Wang Ran, Xu Cheng, Zhang Shuhao, Ye Fangwen, Tang Yusen, Tang Sisui, Zhang Hangning, Du Wendi, Zhang Xiaotong
School of Computer and Communication Engineering, University of Science and Technology Beijing, 100083, Beijing, China.
Beijing Advanced Innovation Center for Materials Genome Engineering, University of Science and Technology Beijing, 100083, Beijing, China.
Nat Commun. 2024 Oct 28;15(1):9290. doi: 10.1038/s41467-024-53431-x.
The rapid advancement of Industry 4.0 necessitates close collaboration among material research institutions to accelerate the development of novel materials. However, multi-institutional cooperation faces significant challenges in protecting sensitive data, leading to data silos. Additionally, the heterogeneous and non-independent and identically distributed (non-i.i.d.) nature of material data hinders model accuracy and generalization in collaborative computing. In this paper, we introduce the MatSwarm framework, built on swarm learning, which integrates federated learning with blockchain technology. MatSwarm features two key innovations: a swarm transfer learning method with a regularization term to enhance the alignment of local model parameters, and the use of Trusted Execution Environments (TEE) with Intel SGX for heightened security. These advancements significantly enhance accuracy, generalization, and ensure data confidentiality throughout the model training and aggregation processes. Implemented within the National Material Data Management and Services (NMDMS) platform, MatSwarm has successfully aggregated over 14 million material data entries from more than thirty research institutions across China. The framework has demonstrated superior accuracy and generalization compared to models trained independently by individual institutions.

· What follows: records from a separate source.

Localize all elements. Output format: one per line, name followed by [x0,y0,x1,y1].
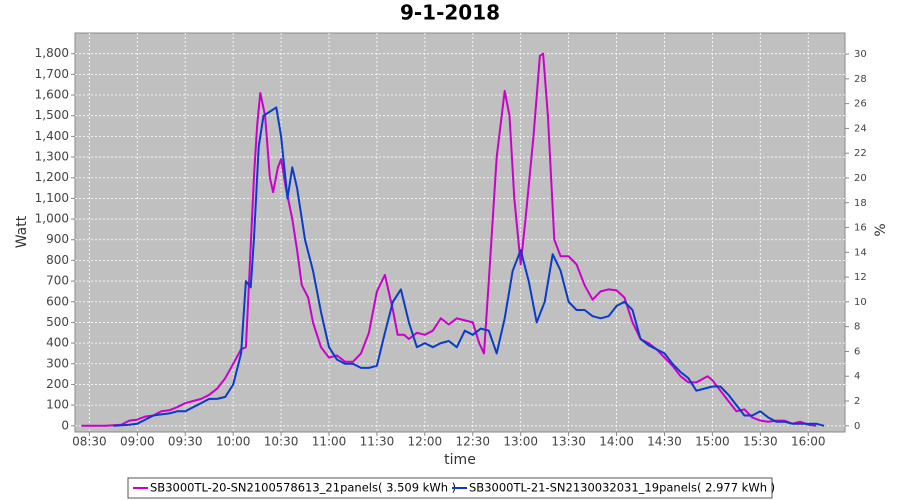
x-tick-label: 15:30 [743,435,778,449]
y-tick-label: 900 [46,232,69,246]
y-tick-label: 1,000 [35,212,69,226]
x-tick-label: 09:00 [120,435,155,449]
y-tick-label: 1,800 [35,46,69,60]
x-tick-label: 11:00 [312,435,347,449]
y-tick-label: 1,200 [35,170,69,184]
y2-tick-label: 16 [854,223,867,234]
x-tick-label: 10:00 [216,435,251,449]
y-tick-label: 0 [61,418,69,432]
y2-tick-label: 0 [854,421,860,432]
y2-tick-label: 12 [854,272,867,283]
x-tick-label: 12:30 [455,435,490,449]
y-tick-label: 1,300 [35,150,69,164]
y2-tick-label: 22 [854,148,867,159]
y-tick-label: 1,700 [35,67,69,81]
x-axis-label: time [444,452,476,468]
x-tick-label: 15:00 [695,435,730,449]
y-tick-label: 1,100 [35,191,69,205]
y2-tick-label: 24 [854,123,867,134]
series-line [113,106,825,427]
y2-tick-label: 6 [854,346,860,357]
x-tick-label: 13:00 [503,435,538,449]
y2-tick-label: 26 [854,99,867,110]
y2-tick-label: 8 [854,322,860,333]
x-tick-label: 11:30 [360,435,395,449]
y-tick-label: 600 [46,294,69,308]
y-tick-label: 100 [46,398,69,412]
y2-tick-label: 30 [854,49,867,60]
x-tick-label: 08:30 [72,435,107,449]
y2-tick-label: 14 [854,247,867,258]
y2-tick-label: 28 [854,74,867,85]
x-tick-label: 12:00 [408,435,443,449]
legend [127,477,773,499]
legend-label: SB3000TL-21-SN2130032031_19panels( 2.977… [469,481,775,495]
y2-axis-label: % [873,223,889,236]
y-tick-label: 1,500 [35,108,69,122]
x-tick-label: 13:30 [551,435,586,449]
chart-title: 9-1-2018 [400,1,500,25]
x-tick-label: 09:30 [168,435,203,449]
y-tick-label: 1,400 [35,129,69,143]
legend-label: SB3000TL-20-SN2100578613_21panels( 3.509… [150,481,456,495]
y-tick-label: 500 [46,315,69,329]
x-tick-label: 16:00 [791,435,826,449]
y2-tick-label: 4 [854,371,860,382]
plot-area [74,32,846,433]
x-tick-label: 14:00 [599,435,634,449]
y2-tick-label: 18 [854,198,867,209]
y-tick-label: 700 [46,274,69,288]
y2-tick-label: 20 [854,173,867,184]
series-line [81,52,817,427]
y-tick-label: 1,600 [35,88,69,102]
y-axis-label: Watt [14,215,30,248]
x-tick-label: 14:30 [647,435,682,449]
y-tick-label: 400 [46,336,69,350]
x-tick-label: 10:30 [264,435,299,449]
y2-tick-label: 10 [854,297,867,308]
y-tick-label: 300 [46,356,69,370]
y-tick-label: 800 [46,253,69,267]
y2-tick-label: 2 [854,396,860,407]
y-tick-label: 200 [46,377,69,391]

工业4.0的快速发展使得材料研究机构之间需要密切合作,以加速新型材料的开发。然而,多机构合作在保护敏感数据方面面临重大挑战,导致数据孤岛的出现。此外,材料数据的异构性以及非独立同分布(non-i.i.d.)特性阻碍了协作计算中模型的准确性和泛化能力。在本文中,我们介绍了基于群体学习构建的MatSwarm框架,该框架将联邦学习与区块链技术相结合。MatSwarm具有两项关键创新:一种带有正则化项的群体迁移学习方法,用于增强局部模型参数的对齐;以及使用英特尔SGX的可信执行环境(TEE)来提高安全性。这些进展显著提高了准确性和泛化能力,并在整个模型训练和聚合过程中确保了数据保密性。MatSwarm在国家材料数据管理与服务(NMDMS)平台内实施,已成功聚合了来自中国三十多个研究机构的超过1400万条材料数据条目。与各机构独立训练的模型相比,该框架展现出了卓越的准确性和泛化能力。